I am a secular humanist (meaning that I believe in science and in the good will of people). I believe that through good will, tolerance, and understanding we might actually not destroy the world. Secular humanism has to be the most boring substitution for “spirituality” that there is. No ritual, no holidays, no statuary, robes or gilded pulpits, no prayers, chants, or OMing. There is no such thing as a secular humanist choir. Unless we tote around the Danish Manifesto of Secular Humanism there is no way to spot us in a crowd — no cross or Star of David, or symbol to make us visually part of a community. Most people have never heard of secular humanism and are happy to assume it is one of those New England branches of protestantism practiced by four of our early Presidents and then all but died out. There are no houses of worship. The closest we get to that is when we get invited to go to a Unitarian pot luck supper. There is no celebration of entering a spiritual kingdom or attaining an age of acceptance or ascending to a higher plane upon death (if you have been good). I once worked with a woman who cried when she found out I had not been baptized. I asked her if she really believed that Jesus would make me go to Hell over a technicality even if I lived a very good life and she said yes.

Being a secular humanist  is not satisfying. Intellectually it is tight, emotionally it is lacking. Sometimes I need to cave to a higher power. When one is downwind of the fan for long enough it is easy to make room in one’s life for something else. It is getting harder to stay with the  “good will and understanding.” I think about Iraq and 911 and Bosnia and see no hope.

Buddhists, on the other hand, can find enlightenment and then “burn utterly away”. They think about things like “the whole world is a single flower”. There are millions of them. I can’t imagine a spiritually lonely Buddhist. Buddhists meditate and find peace. They leave prayer papers in shrines that have been there for centuries. Their spiritual leader emerged from a Lotus flower. Unlike every other religion, I can’t think of a single nasty thing that has been done to propagate Buddhism.

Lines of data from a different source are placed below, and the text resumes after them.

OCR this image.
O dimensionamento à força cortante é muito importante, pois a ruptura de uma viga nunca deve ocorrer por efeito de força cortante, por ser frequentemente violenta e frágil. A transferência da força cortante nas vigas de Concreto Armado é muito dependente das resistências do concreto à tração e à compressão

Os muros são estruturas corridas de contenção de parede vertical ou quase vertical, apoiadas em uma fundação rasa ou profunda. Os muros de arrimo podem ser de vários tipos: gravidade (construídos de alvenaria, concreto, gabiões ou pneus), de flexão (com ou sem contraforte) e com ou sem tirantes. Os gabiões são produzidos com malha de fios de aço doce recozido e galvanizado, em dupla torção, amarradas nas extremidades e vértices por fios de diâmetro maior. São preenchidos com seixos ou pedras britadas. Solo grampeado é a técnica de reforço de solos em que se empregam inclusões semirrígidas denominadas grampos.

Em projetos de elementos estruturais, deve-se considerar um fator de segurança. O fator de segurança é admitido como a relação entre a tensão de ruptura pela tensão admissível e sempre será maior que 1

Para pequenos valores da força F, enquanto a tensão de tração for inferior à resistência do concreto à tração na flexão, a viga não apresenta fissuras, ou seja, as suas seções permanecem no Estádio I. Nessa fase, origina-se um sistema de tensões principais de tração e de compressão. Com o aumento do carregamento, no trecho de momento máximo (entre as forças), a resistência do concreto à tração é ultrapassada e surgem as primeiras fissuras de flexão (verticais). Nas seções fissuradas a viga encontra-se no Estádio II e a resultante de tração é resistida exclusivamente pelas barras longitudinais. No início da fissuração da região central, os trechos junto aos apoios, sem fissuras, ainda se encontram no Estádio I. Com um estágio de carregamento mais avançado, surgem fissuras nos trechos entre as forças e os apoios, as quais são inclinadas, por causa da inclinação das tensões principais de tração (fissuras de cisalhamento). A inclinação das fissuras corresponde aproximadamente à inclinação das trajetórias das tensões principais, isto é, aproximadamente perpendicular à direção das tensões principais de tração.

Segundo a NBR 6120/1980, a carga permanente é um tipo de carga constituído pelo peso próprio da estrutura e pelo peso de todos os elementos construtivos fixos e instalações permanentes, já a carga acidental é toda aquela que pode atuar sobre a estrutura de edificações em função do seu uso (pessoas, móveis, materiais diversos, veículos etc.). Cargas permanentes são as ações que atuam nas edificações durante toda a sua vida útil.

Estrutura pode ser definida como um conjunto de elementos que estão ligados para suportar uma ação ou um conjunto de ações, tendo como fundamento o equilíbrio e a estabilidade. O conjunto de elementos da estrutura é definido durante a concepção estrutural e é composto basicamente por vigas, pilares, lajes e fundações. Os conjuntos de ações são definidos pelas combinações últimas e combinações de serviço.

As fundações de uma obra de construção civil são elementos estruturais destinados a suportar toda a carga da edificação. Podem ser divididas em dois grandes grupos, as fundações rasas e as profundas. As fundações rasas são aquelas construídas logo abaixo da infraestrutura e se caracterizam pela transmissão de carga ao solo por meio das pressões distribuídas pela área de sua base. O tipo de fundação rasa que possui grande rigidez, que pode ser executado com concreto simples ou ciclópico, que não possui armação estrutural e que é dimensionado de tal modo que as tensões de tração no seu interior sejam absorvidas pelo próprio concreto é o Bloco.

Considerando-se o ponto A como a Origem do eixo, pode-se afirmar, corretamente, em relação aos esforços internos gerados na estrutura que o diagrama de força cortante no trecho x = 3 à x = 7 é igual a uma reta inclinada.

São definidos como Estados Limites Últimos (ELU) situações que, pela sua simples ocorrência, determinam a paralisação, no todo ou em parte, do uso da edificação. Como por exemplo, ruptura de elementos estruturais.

When I die I want to be cremated. That is probably as close to “burning utterly away” as I am going to get. If I find enlightenment before then, it will be through staring at the stars in wonderment.

Categories: Religion

1 response so far ↓

  • Beth // March 21, 2007 at 11:39 pm | Reply

    You friend was wrong about Jesus … God loves everyone in the world equally … not just Christians … even the Catholics know that now, so phooey to her!